Contavam de homens-macaco andando na escuridão e roubando crianças enquanto elas ainda dormiam. A peste tornara-se atroz; ouvia-se de povoados inteiros completamente desertos. Seus habitantes haviam desaparecido misteriosamente. As pessoas, escravas do medo, tentavam esconder-se em suas casas, mantendo suas casas fechadas e silenciosas, enquanto a Companhia passava, ostentando sua força. Alguns, mais esperançosos, acenavam desejando boa sorte, mas a maioria dos habitantes apenas espiava com um olhar desconfiado, antes de trancar bem suas portas e janelas. Para tornar a situação pior, uma densa neblina agora permanecia continuamente envolvendo aqueles caminhos.
A chegada da Companhia em Arnoll ocorreu no décimo dia de viagem, como o andarilho havia calculado. Urso Pardo acreditava estabelecer na cidade uma base para as operações no norte. Mas foi uma constrangedora surpresa ao encontrarem os portões fechados. Um vigia permitiu apenas a entrada do andarilho, para que o mesmo pudesse tentar um acordo com o Conde que figurava como senhor feudal da cidadela e das terras em redor.
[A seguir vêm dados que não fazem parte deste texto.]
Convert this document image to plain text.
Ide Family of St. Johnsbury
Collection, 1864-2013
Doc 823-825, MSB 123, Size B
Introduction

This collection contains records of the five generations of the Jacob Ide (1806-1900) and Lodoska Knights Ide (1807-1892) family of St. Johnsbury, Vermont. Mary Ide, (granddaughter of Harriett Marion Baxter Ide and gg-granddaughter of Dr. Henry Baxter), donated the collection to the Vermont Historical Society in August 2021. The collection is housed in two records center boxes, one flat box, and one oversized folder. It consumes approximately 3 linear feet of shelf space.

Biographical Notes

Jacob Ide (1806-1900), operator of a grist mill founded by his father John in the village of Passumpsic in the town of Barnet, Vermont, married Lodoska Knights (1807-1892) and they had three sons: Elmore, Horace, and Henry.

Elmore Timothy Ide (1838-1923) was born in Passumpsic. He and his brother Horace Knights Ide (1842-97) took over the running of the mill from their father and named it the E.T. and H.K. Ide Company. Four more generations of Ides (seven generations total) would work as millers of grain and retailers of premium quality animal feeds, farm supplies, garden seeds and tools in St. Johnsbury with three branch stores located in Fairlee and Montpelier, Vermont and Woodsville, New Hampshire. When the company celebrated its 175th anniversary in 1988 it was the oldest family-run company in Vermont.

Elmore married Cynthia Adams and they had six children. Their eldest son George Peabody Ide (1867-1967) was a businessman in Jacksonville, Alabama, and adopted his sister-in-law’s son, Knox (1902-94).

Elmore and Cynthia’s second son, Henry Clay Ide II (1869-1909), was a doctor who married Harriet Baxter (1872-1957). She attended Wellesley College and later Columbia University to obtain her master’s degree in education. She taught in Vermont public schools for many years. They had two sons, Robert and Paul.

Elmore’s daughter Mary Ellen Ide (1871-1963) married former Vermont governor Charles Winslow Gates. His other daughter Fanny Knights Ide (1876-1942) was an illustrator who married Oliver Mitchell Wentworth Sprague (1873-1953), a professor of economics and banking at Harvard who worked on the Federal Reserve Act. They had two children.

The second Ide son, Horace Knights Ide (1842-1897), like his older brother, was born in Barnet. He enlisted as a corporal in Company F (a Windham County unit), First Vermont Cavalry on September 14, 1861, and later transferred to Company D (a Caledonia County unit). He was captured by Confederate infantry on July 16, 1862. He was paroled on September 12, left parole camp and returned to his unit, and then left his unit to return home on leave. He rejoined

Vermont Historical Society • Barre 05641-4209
A Companhia não teve permissão para atravessar os portões de Arnoll mas, após obstinada insistência do andarilho, aos artistas e mercadores foi permitido que permanecessem na cidadela.
Ainda no mesmo dia em que os homens da Companhia afastaram-se dos muros de Arnoll, outro vilarejo foi alcançado. A princípio, tudo parecia normal, até mesmo o silêncio quase estéril que imperava. Mas quando já estavam mais próximos, o cheiro de sangue invadiu as narinas de todos, enquanto observavam que aquela aldeia estava completamente vazia. A portas escancaradas, animais abandonados em currais, balindo, suplicando por alimento. Alguns desses currais haviam sido destruídos e o gado que neles estivera agora jazia em pedaços, como se estraçalhado por feras famintas. Mas não havia marcas de garras ou presas e sim manchas sangrentas de mãos humanas.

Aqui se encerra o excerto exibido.